While flying over Tokyo, an American military bomber drops a cluster of high-explosive cylinders. The explosives vanish into thin air after a few beats. When we look down, we observe a series of small orange explosions.
“Apocalypse ’45,” a gripping documentary on World War II’s last months, features a number of shocking visuals. Documentary video from war correspondents is intercut with first-person tales from a diverse group of veterans in this compelling film (now available on Discovery+). One of the main goals of this film is to show us how people deal with the psychological effects of war and to immerse us in its horrors.
Restored film reels that had lain in the National Archives for decades have been used to create these frightening visuals. To avoid becoming a hostage, a Japanese woman jumps from a cliff in the Mariana Islands. A flamethrower being fired into a cave by soldiers on the island of Iwo Jima. Kamikaze pilots attack ships near Okinawa with their planes. An unnerving verisimilitude is achieved by director Erik Nelson’s use of actual wartime sound effects.
However, the veterans’ testimonies, which are interspersed with voice over, are the film’s most insightful element. Nelson doesn’t make a distinction between the males, instead using their deep, breathy voices as a sound tapestry. Nelson They cannot be singled out for praise or condemnation because they do not have faces or names. People look to myths, such as those about war’s inevitability, Japanese conformity, or American power—to find a rationale for their actions when they don’t exist.
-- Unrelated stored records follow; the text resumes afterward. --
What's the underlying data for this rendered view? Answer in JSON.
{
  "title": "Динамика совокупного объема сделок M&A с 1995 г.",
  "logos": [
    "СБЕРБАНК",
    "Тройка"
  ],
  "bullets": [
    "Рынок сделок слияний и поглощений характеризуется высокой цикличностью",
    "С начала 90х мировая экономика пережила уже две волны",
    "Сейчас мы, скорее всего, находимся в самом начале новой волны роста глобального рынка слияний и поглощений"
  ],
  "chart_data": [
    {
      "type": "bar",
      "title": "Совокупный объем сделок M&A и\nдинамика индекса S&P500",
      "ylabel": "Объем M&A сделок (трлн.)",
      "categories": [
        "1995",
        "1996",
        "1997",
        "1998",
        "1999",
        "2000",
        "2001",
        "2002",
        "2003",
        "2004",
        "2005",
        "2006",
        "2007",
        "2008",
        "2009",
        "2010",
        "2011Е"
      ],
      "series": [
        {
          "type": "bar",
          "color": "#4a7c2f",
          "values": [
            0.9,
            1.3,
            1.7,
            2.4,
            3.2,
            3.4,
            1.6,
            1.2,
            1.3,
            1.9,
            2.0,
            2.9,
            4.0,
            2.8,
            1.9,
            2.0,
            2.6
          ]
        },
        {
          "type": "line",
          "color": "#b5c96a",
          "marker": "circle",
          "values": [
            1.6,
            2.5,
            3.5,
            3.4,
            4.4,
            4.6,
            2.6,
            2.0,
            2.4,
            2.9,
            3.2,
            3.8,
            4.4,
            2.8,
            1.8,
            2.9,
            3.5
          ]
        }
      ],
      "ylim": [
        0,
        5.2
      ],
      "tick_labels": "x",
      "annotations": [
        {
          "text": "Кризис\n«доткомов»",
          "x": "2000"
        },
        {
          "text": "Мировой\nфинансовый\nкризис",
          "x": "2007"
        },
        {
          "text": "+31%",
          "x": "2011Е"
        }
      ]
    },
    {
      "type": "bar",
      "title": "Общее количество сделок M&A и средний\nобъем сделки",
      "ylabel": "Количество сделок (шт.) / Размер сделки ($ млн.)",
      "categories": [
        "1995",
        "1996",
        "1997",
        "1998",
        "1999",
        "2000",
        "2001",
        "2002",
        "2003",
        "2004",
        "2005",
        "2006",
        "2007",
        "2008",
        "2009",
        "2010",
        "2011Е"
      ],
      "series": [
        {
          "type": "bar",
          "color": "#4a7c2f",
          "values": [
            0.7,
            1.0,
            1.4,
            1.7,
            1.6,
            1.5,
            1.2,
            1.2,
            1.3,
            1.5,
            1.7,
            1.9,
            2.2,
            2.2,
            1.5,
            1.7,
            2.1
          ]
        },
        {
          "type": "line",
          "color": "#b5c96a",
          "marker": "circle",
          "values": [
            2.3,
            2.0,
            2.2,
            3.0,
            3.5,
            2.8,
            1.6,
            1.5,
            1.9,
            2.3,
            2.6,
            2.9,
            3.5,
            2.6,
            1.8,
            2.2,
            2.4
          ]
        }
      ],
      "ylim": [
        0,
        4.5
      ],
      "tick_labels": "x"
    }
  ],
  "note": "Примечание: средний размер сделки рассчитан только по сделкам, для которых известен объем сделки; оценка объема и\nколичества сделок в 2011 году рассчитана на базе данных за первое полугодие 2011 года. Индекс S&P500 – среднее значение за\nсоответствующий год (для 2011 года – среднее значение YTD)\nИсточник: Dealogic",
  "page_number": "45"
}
The documentary lacks the ability to accurately portray non-American experiences. Only one Japanese interviewee, a Hiroshima survivor, is used by Nelson. The documentary begins with his voice, and he returns later to recount the atomic bombing. The survivor’s point of view is crucial, but when it is presented on its own, it comes out as tacked on. “Apocalypse ’45” understands that war is a hellish experience for everyone, including the protagonists. But it’s hard to avoid the impression that the film’s view of history is dominated by the United States.
The End of the World in ’45
Unrated. The movie lasts 1 hour and 43 minutes. See it on Discovery+.